JOMBANG.TV — Di halaman Sanggar Kegiatan Belajar (SKB) Mojoagung, Jombang, Senin (14/7/2025), anak-anak itu turun dari ambulans desa sambil merapat pada ibunya, menggenggam tas lusuh yang penuh mimpi.
Bukan pasien yang dibawa, melainkan harapan: anak-anak dari keluarga miskin dan miskin ekstrem berkumpul di satu titik, saling bertukar senyum canggung, siap memulai hidup baru di sekolah yang akan mereka sebut rumah.

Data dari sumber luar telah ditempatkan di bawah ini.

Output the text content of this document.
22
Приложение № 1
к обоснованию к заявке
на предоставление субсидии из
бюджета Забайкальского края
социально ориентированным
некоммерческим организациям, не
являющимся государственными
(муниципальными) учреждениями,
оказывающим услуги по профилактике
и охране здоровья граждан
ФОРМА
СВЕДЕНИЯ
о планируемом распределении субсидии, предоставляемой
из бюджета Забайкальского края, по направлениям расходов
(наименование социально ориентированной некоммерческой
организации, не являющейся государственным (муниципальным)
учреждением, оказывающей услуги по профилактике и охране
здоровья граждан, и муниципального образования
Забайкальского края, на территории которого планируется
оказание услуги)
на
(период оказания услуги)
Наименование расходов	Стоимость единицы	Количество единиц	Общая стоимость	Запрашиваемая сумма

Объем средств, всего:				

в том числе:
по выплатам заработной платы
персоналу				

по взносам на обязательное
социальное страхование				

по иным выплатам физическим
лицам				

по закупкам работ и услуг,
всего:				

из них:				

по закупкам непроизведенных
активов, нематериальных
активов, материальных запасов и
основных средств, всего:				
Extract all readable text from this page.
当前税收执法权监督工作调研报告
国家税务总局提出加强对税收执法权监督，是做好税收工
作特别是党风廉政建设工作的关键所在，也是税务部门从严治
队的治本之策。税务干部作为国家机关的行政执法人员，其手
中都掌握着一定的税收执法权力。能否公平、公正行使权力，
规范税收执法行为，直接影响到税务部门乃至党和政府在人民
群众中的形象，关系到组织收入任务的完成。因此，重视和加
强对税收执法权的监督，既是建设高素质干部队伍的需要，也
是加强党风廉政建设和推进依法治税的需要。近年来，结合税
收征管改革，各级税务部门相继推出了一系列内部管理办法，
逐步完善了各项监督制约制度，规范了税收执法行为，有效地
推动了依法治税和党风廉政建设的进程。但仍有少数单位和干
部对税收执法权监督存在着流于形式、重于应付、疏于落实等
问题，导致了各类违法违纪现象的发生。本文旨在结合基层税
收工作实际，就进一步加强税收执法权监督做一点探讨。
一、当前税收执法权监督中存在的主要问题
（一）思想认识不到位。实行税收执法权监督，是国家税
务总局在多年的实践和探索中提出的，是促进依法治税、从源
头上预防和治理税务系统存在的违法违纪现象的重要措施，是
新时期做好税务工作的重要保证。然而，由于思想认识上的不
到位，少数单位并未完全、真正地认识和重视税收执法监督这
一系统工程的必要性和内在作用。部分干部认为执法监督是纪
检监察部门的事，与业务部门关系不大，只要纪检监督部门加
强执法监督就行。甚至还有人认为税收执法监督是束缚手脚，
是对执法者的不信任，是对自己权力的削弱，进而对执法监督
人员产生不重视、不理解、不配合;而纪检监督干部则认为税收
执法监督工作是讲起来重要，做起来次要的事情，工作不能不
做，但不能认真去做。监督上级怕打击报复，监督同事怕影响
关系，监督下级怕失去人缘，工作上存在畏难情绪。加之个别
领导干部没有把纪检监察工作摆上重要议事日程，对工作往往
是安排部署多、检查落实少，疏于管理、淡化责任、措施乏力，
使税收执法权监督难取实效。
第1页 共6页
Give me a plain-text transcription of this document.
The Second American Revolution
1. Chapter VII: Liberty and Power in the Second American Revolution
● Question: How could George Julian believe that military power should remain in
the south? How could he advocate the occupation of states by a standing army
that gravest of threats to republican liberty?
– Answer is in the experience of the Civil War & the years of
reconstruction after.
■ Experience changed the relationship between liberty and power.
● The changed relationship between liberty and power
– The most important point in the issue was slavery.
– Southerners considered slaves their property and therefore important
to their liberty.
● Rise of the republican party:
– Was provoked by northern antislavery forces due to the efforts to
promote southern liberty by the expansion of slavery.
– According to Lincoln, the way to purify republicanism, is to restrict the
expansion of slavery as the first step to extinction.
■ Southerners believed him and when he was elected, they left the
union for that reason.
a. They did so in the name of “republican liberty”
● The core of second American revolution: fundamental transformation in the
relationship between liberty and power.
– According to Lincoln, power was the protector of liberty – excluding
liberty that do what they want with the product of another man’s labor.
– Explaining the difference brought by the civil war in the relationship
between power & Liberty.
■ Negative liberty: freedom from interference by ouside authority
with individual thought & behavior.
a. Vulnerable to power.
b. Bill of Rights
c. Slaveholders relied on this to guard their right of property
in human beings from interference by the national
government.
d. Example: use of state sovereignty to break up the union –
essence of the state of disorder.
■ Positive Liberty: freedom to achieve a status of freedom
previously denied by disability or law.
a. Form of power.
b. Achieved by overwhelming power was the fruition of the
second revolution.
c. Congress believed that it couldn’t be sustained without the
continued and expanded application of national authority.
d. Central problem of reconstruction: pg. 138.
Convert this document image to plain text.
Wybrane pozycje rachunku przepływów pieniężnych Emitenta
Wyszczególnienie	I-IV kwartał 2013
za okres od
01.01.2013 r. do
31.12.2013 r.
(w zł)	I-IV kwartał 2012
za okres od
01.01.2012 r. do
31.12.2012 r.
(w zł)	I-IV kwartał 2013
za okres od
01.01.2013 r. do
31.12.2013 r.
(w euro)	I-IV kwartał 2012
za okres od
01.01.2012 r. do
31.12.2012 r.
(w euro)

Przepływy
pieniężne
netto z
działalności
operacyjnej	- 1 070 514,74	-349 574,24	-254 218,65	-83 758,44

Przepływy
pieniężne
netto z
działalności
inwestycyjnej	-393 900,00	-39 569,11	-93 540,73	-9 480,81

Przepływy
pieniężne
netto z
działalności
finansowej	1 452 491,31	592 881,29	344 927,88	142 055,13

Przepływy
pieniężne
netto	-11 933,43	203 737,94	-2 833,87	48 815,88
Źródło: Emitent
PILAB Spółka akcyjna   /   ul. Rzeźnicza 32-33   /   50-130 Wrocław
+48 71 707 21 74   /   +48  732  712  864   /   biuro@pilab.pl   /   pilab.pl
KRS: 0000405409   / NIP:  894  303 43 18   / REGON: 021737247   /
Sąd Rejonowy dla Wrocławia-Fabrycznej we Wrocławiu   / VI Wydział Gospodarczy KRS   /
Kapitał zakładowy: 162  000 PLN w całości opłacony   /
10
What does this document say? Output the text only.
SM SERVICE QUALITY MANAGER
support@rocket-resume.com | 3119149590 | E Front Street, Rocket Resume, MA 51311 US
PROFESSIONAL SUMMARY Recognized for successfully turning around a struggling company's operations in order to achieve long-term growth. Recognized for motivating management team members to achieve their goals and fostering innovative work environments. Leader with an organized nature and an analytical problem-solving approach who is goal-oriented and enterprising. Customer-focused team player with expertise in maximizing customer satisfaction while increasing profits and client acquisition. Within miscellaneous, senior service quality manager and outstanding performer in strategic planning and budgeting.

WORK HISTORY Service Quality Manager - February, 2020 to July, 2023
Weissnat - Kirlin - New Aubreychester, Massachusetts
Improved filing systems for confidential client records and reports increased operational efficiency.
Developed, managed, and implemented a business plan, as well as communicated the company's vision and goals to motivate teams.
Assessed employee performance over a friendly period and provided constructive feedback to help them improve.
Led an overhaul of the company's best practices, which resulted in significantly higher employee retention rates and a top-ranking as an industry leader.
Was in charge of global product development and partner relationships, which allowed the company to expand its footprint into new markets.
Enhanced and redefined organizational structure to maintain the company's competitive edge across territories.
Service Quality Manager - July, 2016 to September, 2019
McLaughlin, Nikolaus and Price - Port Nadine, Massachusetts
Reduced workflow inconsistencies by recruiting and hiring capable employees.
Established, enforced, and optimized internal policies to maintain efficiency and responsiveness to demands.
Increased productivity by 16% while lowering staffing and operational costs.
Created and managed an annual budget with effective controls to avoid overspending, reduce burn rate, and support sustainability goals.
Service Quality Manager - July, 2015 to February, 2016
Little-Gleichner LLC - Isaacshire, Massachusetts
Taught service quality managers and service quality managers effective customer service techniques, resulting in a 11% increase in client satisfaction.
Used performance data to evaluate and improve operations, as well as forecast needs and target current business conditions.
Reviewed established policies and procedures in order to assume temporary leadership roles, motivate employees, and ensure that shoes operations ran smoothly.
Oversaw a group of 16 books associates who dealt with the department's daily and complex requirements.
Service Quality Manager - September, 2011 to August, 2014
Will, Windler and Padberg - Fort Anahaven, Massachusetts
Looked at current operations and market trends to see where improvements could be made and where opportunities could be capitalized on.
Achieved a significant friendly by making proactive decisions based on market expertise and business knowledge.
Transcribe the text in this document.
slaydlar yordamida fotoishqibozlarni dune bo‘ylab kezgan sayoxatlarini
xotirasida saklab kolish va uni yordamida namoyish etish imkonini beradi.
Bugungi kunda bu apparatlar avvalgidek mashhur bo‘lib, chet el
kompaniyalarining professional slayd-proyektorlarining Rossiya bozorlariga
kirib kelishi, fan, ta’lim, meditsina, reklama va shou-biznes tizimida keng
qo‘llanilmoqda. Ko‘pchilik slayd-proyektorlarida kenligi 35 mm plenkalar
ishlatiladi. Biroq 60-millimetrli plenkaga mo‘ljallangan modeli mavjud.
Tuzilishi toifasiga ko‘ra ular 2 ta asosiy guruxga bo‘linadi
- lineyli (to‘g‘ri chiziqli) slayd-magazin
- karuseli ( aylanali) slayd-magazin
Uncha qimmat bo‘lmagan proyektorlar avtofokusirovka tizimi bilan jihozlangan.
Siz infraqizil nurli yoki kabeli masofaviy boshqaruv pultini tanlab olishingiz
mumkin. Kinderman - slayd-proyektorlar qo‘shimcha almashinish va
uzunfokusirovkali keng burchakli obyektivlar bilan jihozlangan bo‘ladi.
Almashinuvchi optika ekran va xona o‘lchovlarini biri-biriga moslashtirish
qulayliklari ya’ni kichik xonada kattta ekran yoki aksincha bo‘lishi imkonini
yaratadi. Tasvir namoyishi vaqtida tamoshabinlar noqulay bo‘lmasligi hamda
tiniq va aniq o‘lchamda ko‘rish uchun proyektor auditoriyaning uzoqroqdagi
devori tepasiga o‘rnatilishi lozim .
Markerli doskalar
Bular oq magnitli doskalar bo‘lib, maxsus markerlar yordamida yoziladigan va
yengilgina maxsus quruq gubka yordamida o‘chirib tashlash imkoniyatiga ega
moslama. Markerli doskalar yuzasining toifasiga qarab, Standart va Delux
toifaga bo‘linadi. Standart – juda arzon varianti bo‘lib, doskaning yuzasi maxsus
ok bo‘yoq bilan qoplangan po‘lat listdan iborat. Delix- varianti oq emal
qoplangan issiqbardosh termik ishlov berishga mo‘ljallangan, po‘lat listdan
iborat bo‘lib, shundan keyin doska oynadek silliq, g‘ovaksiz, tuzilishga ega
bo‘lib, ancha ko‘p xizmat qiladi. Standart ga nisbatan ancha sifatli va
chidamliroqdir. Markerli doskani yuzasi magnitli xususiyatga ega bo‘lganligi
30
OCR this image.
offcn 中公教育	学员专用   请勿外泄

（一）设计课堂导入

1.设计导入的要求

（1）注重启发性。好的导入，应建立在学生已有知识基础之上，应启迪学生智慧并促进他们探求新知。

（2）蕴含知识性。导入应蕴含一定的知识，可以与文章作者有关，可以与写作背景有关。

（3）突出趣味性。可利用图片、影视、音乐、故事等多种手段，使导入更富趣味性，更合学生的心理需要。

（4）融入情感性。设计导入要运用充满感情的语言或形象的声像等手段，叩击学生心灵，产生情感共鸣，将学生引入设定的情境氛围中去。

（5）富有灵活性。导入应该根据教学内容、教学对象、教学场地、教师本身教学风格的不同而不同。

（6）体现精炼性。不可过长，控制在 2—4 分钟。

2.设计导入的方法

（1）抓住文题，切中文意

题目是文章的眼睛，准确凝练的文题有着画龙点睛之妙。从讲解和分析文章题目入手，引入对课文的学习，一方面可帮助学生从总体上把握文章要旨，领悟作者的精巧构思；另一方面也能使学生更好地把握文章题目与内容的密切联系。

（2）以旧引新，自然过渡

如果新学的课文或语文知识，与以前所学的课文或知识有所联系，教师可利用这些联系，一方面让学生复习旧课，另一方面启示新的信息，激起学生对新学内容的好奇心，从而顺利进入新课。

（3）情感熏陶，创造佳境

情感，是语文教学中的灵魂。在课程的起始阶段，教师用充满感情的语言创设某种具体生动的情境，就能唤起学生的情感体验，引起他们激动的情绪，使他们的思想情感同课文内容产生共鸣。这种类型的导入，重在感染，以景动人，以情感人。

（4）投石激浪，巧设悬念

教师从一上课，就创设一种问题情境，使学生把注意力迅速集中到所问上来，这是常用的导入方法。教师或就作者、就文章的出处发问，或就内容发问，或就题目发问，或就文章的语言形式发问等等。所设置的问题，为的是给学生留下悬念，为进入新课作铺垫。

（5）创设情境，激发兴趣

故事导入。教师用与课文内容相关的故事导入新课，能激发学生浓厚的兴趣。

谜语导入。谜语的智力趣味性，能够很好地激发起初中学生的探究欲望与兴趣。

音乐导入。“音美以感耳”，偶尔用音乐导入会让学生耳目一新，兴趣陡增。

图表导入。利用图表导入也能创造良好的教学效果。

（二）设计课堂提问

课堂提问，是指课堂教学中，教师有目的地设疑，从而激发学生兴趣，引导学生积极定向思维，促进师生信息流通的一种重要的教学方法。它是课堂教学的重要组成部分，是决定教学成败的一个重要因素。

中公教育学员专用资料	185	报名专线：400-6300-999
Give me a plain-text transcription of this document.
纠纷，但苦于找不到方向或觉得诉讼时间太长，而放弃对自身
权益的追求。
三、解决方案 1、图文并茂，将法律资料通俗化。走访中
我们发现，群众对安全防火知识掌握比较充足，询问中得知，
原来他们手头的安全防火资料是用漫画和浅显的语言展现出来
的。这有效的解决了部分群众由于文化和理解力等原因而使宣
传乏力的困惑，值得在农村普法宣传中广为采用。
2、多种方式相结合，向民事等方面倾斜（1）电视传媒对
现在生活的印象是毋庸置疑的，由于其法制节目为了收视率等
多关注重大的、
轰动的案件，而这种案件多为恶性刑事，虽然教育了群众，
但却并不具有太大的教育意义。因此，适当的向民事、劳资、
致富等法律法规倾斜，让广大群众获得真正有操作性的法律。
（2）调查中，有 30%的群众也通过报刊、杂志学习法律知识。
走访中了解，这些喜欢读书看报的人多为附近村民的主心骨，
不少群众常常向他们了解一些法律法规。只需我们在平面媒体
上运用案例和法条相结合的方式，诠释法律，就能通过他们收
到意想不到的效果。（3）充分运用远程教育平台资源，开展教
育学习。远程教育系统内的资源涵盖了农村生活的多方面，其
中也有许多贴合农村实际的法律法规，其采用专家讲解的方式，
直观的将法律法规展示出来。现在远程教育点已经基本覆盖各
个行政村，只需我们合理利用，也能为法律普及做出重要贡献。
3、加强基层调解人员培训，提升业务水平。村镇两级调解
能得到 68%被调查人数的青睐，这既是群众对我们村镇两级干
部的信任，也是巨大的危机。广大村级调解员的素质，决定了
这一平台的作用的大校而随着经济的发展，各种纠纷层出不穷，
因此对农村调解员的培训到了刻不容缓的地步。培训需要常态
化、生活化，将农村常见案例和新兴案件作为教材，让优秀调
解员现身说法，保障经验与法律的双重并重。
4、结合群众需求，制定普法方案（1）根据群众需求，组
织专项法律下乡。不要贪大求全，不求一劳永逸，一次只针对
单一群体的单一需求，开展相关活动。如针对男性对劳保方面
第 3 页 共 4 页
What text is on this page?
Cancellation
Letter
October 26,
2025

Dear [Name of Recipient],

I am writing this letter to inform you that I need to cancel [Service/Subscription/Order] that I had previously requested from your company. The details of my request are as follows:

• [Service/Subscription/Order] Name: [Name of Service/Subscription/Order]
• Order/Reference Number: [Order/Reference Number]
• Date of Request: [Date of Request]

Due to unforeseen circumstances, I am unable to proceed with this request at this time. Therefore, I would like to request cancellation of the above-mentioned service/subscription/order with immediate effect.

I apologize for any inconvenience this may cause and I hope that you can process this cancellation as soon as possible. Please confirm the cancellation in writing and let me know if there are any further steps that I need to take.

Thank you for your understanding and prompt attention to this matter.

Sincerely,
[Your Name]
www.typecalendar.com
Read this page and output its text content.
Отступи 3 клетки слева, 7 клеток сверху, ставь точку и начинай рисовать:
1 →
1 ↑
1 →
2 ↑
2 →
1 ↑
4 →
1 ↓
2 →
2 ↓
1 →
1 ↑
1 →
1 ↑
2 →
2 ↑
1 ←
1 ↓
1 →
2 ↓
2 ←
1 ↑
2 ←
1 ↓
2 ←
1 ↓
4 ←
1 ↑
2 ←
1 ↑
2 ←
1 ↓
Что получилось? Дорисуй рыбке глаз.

Bukan sekadar sekolah, tapi Sekolah Rakyat (SR), sebuah ruang belajar berasrama, gratis, dan jadi rumah bagi asa-asa yang lama redup. Di tangan mereka, tas-tas besar dijinjing. Bukan berisi obat-obatan, tapi pakaian sederhana, selimut, dan mimpi yang dulu hampir putus di jalan.
Samsul (53) melangkah paling dulu. Di sisinya, Ani (52), istrinya yang penyandang disabilitas, menggandeng dua anak perempuan mereka, Nisa (17) dan Jingga (13). Tak ada kursi roda mewah, hanya genggaman tangan dan doa.
“Alhamdulillah, sekolah ini gratis. Anak saya bisa sekolah lagi,” bisik Ani pelan, membenahi jilbab Nisa yang tampak canggung dengan keramaian pagi itu.
Ambulans Desa yang Membawa Mimpi
Pagi itu, ambulans desa bukan kendaraan duka. Tapi kendaraan harapan. Sumaningsih (56) berdiri di samping mobil ambulans yang baru saja menurunkannya.
Tangannya gemetar menuntun Dwi Afika (13), anak semata wayangnya. “Dulu saya pasrah. Makan saja susah, apalagi sekolah,” katanya, suaranya bergetar menahan haru.
Dulu, Dwi harus berhenti sekolah karena ibunya tak lagi kuat membayar iuran. Kini, ia berdiri di halaman SR, memeluk tas berisi baju ganti dan buku catatan baru. “Nanti kalau lulus mau kerja kantoran,” gumamnya pelan, mimpi sederhana yang jadi istimewa.
Kasur Belum Bersprei, Tapi Harapan Sudah Terbentang
Di bangunan semi permanen itu, Andik Minarto, Kepala SR, tampak sibuk menata kasur-kasur baru. Beberapa masih polos, sprei belum tiba. Tapi wajah para guru justru sumringah.
“Hari ini bukan cuma pembukaan sekolah. Ini pembukaan masa depan,” kata Andik, sambil mengelap keringat di pelipis.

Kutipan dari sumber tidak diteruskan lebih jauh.